This place is starting to grow on me, notwithstanding my failure to leave it. Today I toured the ruins again, this time with my new Australian friend Liz. Actually, the site starts to have more meaning this time round and starts to resonate with me.
Not passing through it but passing with it.
We saw the guest house, the echo hall (where winners of the trumpet contest had the honour of presenting prizes – there were 7 echoes in the hall when it was standing). We saw the Temple of Zeus, large grooved stone wheels and crumbling, tumbling pillars. Prizes were awarded in the hall here.
We saw the pedestal where the statue of Nike stood, the goddess of victory. We saw the original statue in the museum – standing on a blue pillar, giving the illusion she had just descended from Mount Olympus ( more than 500 km away – see yesterday’s post!) to bring news of victory.
There is a strange entry in my travelogue recalling an image of Nike carved in slate back home. Until now, in real time, I believed that was a gift I gave my parents from my trip here.
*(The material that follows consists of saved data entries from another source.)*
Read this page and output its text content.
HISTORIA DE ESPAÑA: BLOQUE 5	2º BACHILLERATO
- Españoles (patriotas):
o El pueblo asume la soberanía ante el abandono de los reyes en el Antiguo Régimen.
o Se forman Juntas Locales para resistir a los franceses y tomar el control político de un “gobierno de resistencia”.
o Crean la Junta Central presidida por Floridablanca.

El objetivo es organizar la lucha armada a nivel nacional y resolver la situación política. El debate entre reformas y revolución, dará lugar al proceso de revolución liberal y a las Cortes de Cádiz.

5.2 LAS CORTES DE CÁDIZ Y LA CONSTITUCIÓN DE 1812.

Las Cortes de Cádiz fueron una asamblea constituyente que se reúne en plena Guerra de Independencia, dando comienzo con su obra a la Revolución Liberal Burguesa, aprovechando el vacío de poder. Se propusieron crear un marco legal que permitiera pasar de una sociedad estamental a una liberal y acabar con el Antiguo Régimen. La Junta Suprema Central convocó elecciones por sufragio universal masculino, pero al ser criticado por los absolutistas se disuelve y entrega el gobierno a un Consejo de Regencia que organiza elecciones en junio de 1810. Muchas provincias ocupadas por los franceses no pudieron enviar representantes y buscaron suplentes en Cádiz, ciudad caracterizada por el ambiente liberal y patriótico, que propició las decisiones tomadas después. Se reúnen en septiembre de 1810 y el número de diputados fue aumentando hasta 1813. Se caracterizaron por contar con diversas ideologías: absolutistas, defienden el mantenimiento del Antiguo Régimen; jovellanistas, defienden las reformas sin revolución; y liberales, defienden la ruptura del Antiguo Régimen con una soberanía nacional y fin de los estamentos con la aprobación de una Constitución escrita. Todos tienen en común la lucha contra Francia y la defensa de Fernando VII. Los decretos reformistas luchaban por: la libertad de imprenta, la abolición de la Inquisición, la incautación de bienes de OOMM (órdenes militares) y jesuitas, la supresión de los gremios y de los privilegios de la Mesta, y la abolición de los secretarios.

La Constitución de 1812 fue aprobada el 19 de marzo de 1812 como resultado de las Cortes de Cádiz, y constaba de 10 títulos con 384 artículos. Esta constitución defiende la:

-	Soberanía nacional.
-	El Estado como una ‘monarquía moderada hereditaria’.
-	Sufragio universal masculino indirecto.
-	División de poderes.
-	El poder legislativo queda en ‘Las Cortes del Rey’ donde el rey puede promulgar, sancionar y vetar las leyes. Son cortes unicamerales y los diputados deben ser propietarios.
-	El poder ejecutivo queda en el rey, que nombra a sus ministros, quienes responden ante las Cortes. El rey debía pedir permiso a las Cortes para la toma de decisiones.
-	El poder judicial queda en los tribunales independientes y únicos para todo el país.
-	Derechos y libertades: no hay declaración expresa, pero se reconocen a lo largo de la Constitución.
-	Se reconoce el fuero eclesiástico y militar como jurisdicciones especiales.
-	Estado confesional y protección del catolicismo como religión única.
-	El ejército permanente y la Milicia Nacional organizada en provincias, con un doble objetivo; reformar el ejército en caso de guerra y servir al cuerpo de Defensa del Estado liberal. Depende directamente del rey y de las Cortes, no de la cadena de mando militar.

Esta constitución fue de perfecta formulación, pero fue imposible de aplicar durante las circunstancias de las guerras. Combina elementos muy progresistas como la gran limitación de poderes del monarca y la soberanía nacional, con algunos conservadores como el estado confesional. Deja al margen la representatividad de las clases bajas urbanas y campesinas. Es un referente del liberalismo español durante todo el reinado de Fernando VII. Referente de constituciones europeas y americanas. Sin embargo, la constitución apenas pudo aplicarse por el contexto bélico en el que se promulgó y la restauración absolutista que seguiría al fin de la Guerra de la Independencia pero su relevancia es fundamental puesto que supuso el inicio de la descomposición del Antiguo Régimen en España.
Maybe it was a gift from a Welsh slate quarry? How fickle can be our memories. Maybe my next blogging project should be My Big Welsh Trips? Oh, I have a ready supply of sequels for my various travels! Each one as unreliable and uninformative as this one.
I have found my niche – observations of flora and fauna for people who can’t tell a buttercup from a butterfly, historical facts for people who say “ I don’t know that, it was before I was born” ( I know about 1066 and I certainly wasn’t around then), and architectural knowledge that can’t distinguish between a Doric column and a column in the Daily Mail. No offence to readers of The Doric.
Good news – tomorrow I break away from Olympia and will be found in a mountain town in the centre of the Peloponnese, site of the famous Temple of Apollo. See me there live tomorrow – haha!